Joel thought for a minute. He had never considered how far into the future he to think. “Well, as a supervisor, I guess it was only a few months out.  I mean, we had some long lead time items, and sometimes we had to reject materials that were out of specification, meaning the lead time doubled, but even with that, four to five months.  And with people, I just scheduled from the list of people of the team.  Now, I have to look out and see if we have enough people on the list.  I have to decide who is on the team.”

“Tell you what, Joel. The next time we meet, I want you to list out the longest tasks you had as a supervisor. I want to go over that list with you to see if we can make some sense moving forward as a manager.”

How Does a Non-Engineer Manager Bring Value to An Engineer Solving a Problem

From the Ask Tom mailbag –

Question – 
You said yesterday, that a non-engineer can be a manager to an engineer.  How could that work?  I remember you said that one purpose for a manager, is to bring value to the problem solving and decision making of the team member.  How can a non-engineer manager bring value to the decision making and problem solving of an engineer?

Response-
I will assume that an engineer can make decisions and solve problems that are clearly within their defined level of work, or they wouldn’t be in the role in the first place.  Further, I assume the engineer may need managerial support for tough problems and tough decisions.

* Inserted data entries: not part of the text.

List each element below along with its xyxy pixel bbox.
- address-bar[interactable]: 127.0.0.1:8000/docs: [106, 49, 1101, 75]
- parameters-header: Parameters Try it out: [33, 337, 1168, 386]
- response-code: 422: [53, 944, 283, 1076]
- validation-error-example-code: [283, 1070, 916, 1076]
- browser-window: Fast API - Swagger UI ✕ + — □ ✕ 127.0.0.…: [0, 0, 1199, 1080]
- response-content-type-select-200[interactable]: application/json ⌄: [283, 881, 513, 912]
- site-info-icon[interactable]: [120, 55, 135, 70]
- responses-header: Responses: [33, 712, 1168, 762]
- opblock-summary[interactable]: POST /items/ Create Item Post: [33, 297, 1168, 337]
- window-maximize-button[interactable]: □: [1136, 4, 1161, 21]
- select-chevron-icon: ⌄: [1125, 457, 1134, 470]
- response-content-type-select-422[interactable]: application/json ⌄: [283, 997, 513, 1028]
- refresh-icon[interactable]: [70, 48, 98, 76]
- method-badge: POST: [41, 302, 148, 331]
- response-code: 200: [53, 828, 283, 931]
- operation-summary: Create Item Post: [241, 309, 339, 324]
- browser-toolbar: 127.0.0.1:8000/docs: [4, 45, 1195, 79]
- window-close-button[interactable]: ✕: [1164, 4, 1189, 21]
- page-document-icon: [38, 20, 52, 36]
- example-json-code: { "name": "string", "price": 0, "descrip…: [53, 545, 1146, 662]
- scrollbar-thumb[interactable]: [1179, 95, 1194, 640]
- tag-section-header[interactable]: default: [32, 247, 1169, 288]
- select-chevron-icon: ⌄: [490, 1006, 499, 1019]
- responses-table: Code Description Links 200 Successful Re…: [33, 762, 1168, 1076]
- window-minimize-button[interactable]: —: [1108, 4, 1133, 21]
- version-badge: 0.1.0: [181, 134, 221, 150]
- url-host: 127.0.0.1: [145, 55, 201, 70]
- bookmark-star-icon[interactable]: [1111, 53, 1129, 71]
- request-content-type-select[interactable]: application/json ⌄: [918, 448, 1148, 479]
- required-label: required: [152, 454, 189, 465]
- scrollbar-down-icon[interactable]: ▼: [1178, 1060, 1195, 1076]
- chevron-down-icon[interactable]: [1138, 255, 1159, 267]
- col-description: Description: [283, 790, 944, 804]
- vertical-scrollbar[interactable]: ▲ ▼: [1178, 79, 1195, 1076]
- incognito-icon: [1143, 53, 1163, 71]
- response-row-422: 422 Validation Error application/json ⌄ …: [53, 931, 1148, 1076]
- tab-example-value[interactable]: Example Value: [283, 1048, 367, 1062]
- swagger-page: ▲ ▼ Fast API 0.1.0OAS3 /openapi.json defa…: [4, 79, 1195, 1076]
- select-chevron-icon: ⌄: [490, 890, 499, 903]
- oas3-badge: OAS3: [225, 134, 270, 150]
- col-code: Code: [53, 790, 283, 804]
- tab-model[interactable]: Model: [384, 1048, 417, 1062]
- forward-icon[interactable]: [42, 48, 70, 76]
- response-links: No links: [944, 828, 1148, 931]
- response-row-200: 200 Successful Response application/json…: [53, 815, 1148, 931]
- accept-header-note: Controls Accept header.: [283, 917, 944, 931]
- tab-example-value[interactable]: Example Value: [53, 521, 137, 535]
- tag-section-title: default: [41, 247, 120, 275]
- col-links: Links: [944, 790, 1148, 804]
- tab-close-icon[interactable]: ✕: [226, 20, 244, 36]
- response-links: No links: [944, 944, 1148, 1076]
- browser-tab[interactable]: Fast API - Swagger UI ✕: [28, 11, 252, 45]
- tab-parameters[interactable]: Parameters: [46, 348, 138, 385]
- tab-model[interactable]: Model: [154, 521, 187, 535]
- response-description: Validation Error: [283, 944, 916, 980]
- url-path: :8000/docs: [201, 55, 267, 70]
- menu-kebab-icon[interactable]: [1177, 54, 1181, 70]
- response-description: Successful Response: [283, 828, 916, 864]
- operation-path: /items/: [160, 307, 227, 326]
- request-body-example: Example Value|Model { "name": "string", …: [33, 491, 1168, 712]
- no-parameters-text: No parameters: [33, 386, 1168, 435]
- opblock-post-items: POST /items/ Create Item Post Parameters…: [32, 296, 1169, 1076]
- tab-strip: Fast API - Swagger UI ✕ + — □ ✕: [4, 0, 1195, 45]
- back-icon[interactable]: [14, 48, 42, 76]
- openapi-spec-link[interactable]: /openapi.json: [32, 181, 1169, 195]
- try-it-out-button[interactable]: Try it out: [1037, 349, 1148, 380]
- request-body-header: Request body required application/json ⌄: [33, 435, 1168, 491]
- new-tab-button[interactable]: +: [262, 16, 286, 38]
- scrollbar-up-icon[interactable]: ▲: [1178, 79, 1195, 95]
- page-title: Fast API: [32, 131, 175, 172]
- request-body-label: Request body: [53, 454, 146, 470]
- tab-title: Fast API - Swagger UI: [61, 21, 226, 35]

Your question is, how can a non-engineer manager bring value to an engineer attempting to solve a tough engineering problem?

The most effective managers are those that ask the most effective questions.

  • Describe the problem, what do you observe?
  • What are the possible causes of the problem?
  • Have we solved this problem before?
  • What are the alternative solutions?
  • Of those alternative solutions, which will most likely address the underlying cause of the problem?
  • How will you test the solution to determine if that will solve the problem?
  • If you test the solution and it doesn’t work, will it cause more damage?
  • How will you mitigate the damage so the problem doesn’t get worse?

A manager does not have to be an engineer to ask these questions.  Would these questions have been of value in the roll-out of a complicated website?

 

Caught Off-Guard, by Simplicity

Marcus was already in the conference room when I arrived. He had some papers spread on the table. I could tell by the look on his face he already had the answer. We were drilling down on an installation project that was under water.

“I knew when you asked for the production reports,” he started, “that we would find the problem within 30 seconds.”

“And?” I queried.

“You don’t even have to read the reports. The first three weeks, things are very repetitive. So repetitive that, starting in the fourth week, you can tell someone just photocopied the reports from the week before. The only change is the date at the top of the page. Then starting in week six, the reports stop.”

“And what does that tell you?”

“Well,” Marcus grimaced, “the quality of these reports follows exactly the real production curve in the field. We were meeting targets for the first three weeks. Things began to slide in week four and by week six, things went to hell in a hand basket.

“This is a very repetitive job, and it is very apparent that the weekly planning process just stopped. Everyone figured they would just keep working instead of stepping back to check progress and adjust. It seemed so simple, they lost the discipline of planning.

“The managers probably saved three hours per week in planning and checking, but lost more than 180 man hours in productivity. And they didn’t even know it until it was too late.”

“What’s the lesson?” I asked.

“Don’t relax by the appearance of simplicity. You still have to plan and check. In this case, the payoff would have been three hours to save 180 hours.”